Esa mañana de temporada vacacional, el sol comenzó a asomar sus tenues rayos por entre las delgadas líneas de nubes de ese espacio de cielo. Eran nubes largas, envueltas sobre sí mismas; como espirales, filamentos o serpentinas. Da lo mismo.

Los rayos aparecían con una leve inclinación desde el horizonte, formando un abanico que se abría lentamente, como quitándose el letargo que deja el reposo de una noche tranquila. Eran líneas perfectas que chocaban con el espejo ondulante de aquella inquieta masa de agua salada que sin saber si era de día o de noche, continuaba  su obstinado cerco a las rocas de la costa; moldeándolas en formas caprichosas, cuando se rendían ante los incesantes susurros de la brisa. Cómplice de aquel eterno enamoramiento.

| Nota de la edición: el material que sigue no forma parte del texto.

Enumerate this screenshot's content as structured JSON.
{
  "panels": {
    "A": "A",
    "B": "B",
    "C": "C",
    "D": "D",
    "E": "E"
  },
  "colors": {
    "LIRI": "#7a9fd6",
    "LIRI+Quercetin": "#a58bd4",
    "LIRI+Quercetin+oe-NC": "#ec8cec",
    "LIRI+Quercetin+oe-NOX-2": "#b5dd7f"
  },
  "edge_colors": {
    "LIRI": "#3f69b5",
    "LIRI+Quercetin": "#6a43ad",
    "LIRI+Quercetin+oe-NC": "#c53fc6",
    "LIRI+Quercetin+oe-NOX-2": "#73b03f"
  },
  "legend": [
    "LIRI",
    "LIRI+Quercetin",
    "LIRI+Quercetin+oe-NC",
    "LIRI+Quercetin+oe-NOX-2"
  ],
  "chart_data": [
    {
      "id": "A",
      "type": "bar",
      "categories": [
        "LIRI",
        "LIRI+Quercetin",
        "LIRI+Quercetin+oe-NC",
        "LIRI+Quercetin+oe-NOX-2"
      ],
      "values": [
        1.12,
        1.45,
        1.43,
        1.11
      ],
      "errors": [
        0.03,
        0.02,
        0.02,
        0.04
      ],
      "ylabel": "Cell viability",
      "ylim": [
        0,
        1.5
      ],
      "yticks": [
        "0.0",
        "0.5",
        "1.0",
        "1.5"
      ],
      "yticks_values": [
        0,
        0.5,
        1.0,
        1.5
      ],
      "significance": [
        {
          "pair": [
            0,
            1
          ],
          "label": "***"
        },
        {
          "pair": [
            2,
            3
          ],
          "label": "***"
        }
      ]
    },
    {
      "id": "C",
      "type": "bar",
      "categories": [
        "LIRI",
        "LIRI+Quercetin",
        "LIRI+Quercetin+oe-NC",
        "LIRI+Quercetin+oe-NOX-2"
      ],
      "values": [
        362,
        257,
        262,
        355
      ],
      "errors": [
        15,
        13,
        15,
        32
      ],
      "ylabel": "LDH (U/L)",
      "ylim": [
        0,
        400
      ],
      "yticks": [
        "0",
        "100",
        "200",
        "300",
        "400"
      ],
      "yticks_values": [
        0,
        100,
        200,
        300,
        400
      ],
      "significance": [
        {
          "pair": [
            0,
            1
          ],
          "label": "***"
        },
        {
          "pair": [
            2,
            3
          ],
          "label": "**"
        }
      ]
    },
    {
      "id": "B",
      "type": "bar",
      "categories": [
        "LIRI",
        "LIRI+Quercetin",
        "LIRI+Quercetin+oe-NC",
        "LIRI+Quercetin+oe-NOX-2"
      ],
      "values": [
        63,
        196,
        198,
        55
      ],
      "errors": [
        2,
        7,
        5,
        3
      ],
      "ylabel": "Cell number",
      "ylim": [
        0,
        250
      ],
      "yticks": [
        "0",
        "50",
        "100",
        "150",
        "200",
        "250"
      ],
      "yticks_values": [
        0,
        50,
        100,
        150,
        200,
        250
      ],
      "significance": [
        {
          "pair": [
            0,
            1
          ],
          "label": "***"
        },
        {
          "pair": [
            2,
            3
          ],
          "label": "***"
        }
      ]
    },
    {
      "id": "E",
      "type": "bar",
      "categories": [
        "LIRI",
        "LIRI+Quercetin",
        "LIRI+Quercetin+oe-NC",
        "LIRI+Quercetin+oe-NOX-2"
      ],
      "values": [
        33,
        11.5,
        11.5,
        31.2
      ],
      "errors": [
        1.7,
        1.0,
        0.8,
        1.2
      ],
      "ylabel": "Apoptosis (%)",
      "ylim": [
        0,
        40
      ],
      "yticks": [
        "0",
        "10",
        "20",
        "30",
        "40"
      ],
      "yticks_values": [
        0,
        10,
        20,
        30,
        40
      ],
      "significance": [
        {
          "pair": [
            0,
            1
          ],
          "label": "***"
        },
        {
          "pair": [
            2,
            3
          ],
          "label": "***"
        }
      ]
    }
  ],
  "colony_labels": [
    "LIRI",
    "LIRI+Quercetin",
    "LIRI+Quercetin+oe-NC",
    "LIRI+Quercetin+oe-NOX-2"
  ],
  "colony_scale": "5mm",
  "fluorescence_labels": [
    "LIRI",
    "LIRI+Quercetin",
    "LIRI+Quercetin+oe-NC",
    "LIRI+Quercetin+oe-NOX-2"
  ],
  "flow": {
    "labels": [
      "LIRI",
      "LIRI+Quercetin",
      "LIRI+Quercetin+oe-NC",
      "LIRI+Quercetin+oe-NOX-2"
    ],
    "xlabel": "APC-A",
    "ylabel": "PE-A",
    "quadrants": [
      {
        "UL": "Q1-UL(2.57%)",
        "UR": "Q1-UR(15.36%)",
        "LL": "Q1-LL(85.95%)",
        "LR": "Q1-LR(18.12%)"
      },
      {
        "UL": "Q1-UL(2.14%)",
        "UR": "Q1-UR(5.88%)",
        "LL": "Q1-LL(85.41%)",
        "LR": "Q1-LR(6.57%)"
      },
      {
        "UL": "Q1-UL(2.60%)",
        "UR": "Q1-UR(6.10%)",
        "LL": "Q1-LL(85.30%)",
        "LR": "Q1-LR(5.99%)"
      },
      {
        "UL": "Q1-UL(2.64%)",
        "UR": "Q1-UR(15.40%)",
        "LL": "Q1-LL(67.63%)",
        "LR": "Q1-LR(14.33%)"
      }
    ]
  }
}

Los pelícanos ensayaban sus espectaculares clavados contra la superficie marina, procurándose el primer bocado del día. Más allá, la playa mostraba los colores blanco y rosado de sus arenas y los árboles, cocales en su mayoría, inclinados por la insistencia del viento, parecían reverenciar la llegada del sol, mientras un tímido cangrejo apartaba deprisa los granos de arena para hundirse en ella, minutos antes de que las pisadas humanas, invadieran el suelo blando y sinuoso de aquel ambiente playero. Yo estaba parado en el muelle pesquero, consustanciándome con toda esa bahía marina, pensando en lo ideal que se mostraba esa mañana que prometía ser radiante, para tirar los anzuelos con una buena carnada. Fue cuando entonces, la voz se despidió.

Entreabrí los ojos, miré el reloj y decidí, a regañadientes, levantarme del mullido sillón donde estaba reclinado. Había terminado de transmitirse el programa de radio que aquel prestigioso locutor conducía para pasearnos por las más hermosas playas de la costa del país. Llegaba el momento de volver a la cotidianidad de la urbe. Lástima de tiempo, que nunca detiene sus pasos. Ni siquiera cuando la pesca promete ser buena.